Dans les archives de Paysan-Breton,

Le 15 février a été une journée historique pour les Anglais : la vénérable livre sterling, qui valait jusqu’ici 20 shillings et le shilling 12 pences, a été divisée en 100 pences comme le dollar vaut 100 cents et le franc français 100 centimes.
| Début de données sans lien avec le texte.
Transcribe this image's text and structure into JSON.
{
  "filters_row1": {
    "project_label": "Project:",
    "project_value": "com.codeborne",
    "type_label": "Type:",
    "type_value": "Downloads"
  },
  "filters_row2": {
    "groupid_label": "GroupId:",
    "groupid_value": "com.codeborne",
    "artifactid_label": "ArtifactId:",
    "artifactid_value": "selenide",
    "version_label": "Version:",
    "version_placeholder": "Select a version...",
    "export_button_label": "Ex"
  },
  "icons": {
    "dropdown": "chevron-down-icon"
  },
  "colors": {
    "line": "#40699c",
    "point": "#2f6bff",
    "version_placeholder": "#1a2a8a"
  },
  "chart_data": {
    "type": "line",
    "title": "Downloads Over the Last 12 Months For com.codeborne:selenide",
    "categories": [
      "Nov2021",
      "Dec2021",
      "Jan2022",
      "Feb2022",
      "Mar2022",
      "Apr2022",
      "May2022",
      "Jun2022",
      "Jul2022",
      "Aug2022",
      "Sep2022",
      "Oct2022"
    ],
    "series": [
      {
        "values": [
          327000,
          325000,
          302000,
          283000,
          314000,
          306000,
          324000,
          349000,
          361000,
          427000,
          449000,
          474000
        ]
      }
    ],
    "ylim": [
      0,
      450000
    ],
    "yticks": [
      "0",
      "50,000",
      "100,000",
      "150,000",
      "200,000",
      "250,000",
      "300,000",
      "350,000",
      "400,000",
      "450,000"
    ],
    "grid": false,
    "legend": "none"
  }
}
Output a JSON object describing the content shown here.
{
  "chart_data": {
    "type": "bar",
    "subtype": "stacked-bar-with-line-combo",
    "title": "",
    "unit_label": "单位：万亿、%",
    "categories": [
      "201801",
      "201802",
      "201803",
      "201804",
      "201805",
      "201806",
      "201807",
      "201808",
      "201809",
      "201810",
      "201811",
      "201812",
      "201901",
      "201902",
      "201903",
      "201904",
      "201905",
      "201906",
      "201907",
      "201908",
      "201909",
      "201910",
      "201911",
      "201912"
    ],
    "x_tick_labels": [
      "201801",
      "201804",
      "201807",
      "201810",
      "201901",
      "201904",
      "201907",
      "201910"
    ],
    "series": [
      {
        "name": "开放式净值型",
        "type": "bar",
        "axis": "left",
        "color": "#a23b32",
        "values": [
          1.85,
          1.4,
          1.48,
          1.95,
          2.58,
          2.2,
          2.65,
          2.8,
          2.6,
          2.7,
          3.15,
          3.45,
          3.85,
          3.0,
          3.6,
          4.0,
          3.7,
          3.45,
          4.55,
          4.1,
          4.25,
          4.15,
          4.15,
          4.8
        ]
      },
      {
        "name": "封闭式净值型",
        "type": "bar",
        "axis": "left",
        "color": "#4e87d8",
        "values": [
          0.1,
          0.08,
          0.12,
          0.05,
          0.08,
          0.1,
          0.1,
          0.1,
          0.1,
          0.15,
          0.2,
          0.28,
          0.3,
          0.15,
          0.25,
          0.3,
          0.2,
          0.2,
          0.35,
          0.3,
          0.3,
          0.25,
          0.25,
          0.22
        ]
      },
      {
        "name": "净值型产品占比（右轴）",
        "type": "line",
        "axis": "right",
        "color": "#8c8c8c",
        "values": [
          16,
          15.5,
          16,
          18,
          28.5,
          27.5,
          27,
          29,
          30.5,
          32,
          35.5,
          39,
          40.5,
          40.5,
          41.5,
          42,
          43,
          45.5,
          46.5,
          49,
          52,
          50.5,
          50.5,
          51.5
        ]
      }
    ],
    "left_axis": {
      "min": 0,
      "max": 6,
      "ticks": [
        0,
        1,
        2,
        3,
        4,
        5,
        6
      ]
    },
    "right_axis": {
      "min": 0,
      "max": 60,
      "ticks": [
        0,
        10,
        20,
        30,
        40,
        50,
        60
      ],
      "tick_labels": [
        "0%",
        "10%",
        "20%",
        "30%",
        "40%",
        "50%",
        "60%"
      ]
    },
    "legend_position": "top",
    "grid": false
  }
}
La Grande-Bretagne abandonne la division duodécimale pour entrer dans le système métrique et se préparer ainsi à entrer dans l’Europe continentale où les « six » du Marché Commun viennent de se mettre d’accord à Bruxelles pour réaliser, en 10 ans, l’union économique monétaire.

Jusqu’ici, pour les visiteurs du royaume de Sa Gracieuse Majesté, la monnaie anglaise était un véritable casse-tête : à part les Anglais eux-mêmes et peut-être les « Johnnies » de Roscoff qui savent s’occuper de leurs oignons, les Français, et bien d’autres, quand ils arrivaient jusqu’ici sur le sol britannique, même s’ils connaissaient la langue de Shakespeare, se perdaient dans les problèmes du change et les équivalences du franc et du shilling.
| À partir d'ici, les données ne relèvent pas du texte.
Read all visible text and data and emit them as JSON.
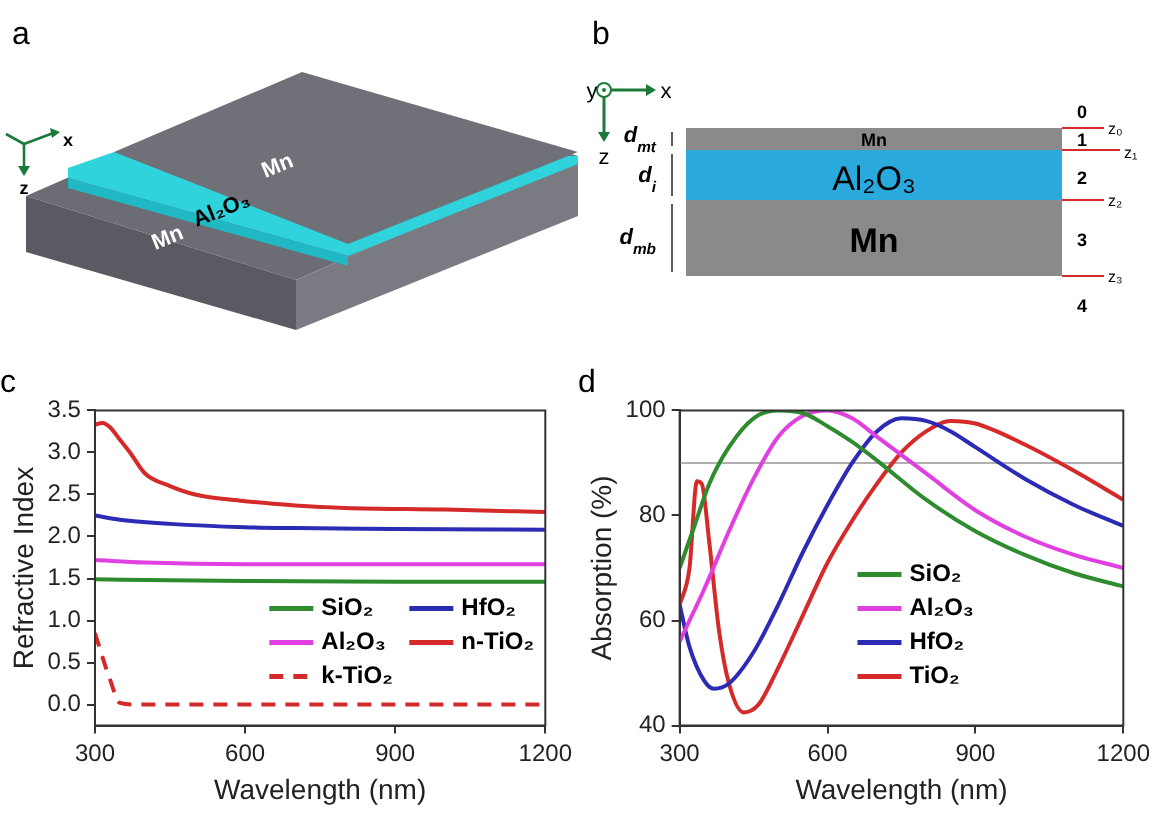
{
  "chart_data": [
    {
      "type": "other",
      "annotations": [
        "a",
        "z",
        "x",
        "Mn",
        "Al₂O₃",
        "Mn"
      ]
    },
    {
      "type": "other",
      "annotations": [
        "b",
        "y",
        "x",
        "z",
        "d$_{mt}$",
        "d$_{i}$",
        "d$_{mb}$",
        "Mn",
        "Al₂O₃",
        "Mn",
        "0",
        "1",
        "2",
        "3",
        "4",
        "z₀",
        "z₁",
        "z₂",
        "z₃"
      ]
    },
    {
      "type": "line",
      "title": "c",
      "xlabel": "Wavelength (nm)",
      "ylabel": "Refractive Index",
      "xlim": [
        300,
        1200
      ],
      "xticks": [
        300,
        600,
        900,
        1200
      ],
      "ylim": [
        -0.25,
        3.5
      ],
      "yticks": [
        {
          "value": 0,
          "label": "0.0"
        },
        0.5,
        {
          "value": 1,
          "label": "1.0"
        },
        1.5,
        {
          "value": 2,
          "label": "2.0"
        },
        2.5,
        {
          "value": 3,
          "label": "3.0"
        },
        3.5
      ],
      "legend": "bottom right",
      "marker": "none",
      "series": [
        {
          "name": "SiO₂",
          "color": "#2e8b2e",
          "x": [
            300,
            450,
            600,
            900,
            1200
          ],
          "values": [
            1.49,
            1.48,
            1.47,
            1.46,
            1.46
          ]
        },
        {
          "name": "HfO₂",
          "color": "#2b2bb5",
          "x": [
            300,
            350,
            450,
            600,
            700,
            900,
            1200
          ],
          "values": [
            2.25,
            2.2,
            2.15,
            2.11,
            2.1,
            2.09,
            2.08
          ]
        },
        {
          "name": "Al₂O₃",
          "color": "#e040e0",
          "x": [
            300,
            400,
            600,
            900,
            1200
          ],
          "values": [
            1.72,
            1.69,
            1.67,
            1.67,
            1.67
          ]
        },
        {
          "name": "n-TiO₂",
          "color": "#d42a2a",
          "x": [
            300,
            315,
            330,
            350,
            370,
            400,
            450,
            500,
            600,
            700,
            800,
            1000,
            1200
          ],
          "values": [
            3.33,
            3.35,
            3.3,
            3.15,
            3.0,
            2.75,
            2.6,
            2.5,
            2.42,
            2.37,
            2.34,
            2.32,
            2.29
          ]
        },
        {
          "name": "k-TiO₂",
          "color": "#d42a2a",
          "line_style": "dashed",
          "x": [
            300,
            330,
            350,
            380,
            600,
            900,
            1200
          ],
          "values": [
            0.85,
            0.3,
            0.02,
            0,
            0,
            0,
            0
          ]
        }
      ]
    },
    {
      "type": "line",
      "title": "d",
      "xlabel": "Wavelength (nm)",
      "ylabel": "Absorption (%)",
      "xlim": [
        300,
        1200
      ],
      "xticks": [
        300,
        600,
        900,
        1200
      ],
      "ylim": [
        40,
        100
      ],
      "yticks": [
        40,
        60,
        80,
        100
      ],
      "legend": "bottom",
      "marker": "none",
      "ref_lines": [
        {
          "axis": "y",
          "value": 90,
          "color": "#b0b0b0"
        }
      ],
      "series": [
        {
          "name": "SiO₂",
          "color": "#2e8b2e",
          "x": [
            300,
            330,
            360,
            400,
            450,
            500,
            550,
            600,
            650,
            700,
            800,
            900,
            1000,
            1100,
            1200
          ],
          "values": [
            70,
            78,
            86,
            93,
            98.5,
            100,
            99.5,
            97,
            94,
            90.5,
            83,
            77,
            72.5,
            69,
            66.5
          ]
        },
        {
          "name": "Al₂O₃",
          "color": "#e040e0",
          "x": [
            300,
            320,
            350,
            400,
            450,
            500,
            550,
            600,
            650,
            700,
            800,
            900,
            1000,
            1100,
            1200
          ],
          "values": [
            56,
            60,
            66,
            77,
            87,
            95,
            99,
            100,
            98.5,
            95,
            88,
            81,
            76,
            72.5,
            70
          ]
        },
        {
          "name": "HfO₂",
          "color": "#2b2bb5",
          "x": [
            300,
            320,
            350,
            370,
            400,
            450,
            500,
            550,
            600,
            650,
            700,
            750,
            800,
            850,
            900,
            1000,
            1100,
            1200
          ],
          "values": [
            63,
            55,
            48.5,
            47,
            48,
            54,
            63,
            73,
            82,
            90,
            96,
            98.5,
            98,
            96,
            93,
            87,
            82,
            78
          ]
        },
        {
          "name": "TiO₂",
          "color": "#d42a2a",
          "x": [
            300,
            320,
            335,
            345,
            360,
            380,
            400,
            430,
            460,
            500,
            550,
            600,
            650,
            700,
            750,
            800,
            850,
            900,
            1000,
            1100,
            1200
          ],
          "values": [
            63,
            70,
            86.5,
            86,
            75,
            58,
            48,
            42.5,
            44,
            51,
            61,
            71,
            79,
            86,
            92,
            96,
            98,
            97.5,
            93.5,
            88.5,
            83
          ]
        }
      ]
    }
  ]
}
Avec le shilling à 66 centimes, le six pences ou 1/2 shilling à 33 centimes et le demi penny à 0,25, essayez donc de payer deux tasses de thé dans un pub avec un billet français de 10 francs et de vous rendre compte, avec la monnaie anglaise qu’on vous rend, si l’on a bien respecté le tarif. J’en connais qui, dans le doute, ont préféré ne pas compter.

Désormais, ce sont les Anglais qui vont patauger, pendant quelque temps au moins, dans notre système décimal. Mais au pays des « businessmen » où « times is money » (le temps, c’est de l’argent), il faut se dire qu’ils ne tarderont pas à s’adapter et que venus les derniers au système décimal, ils s’efforceront, comme à Fontenoy, de tirer les premiers… leur épingle du jeu.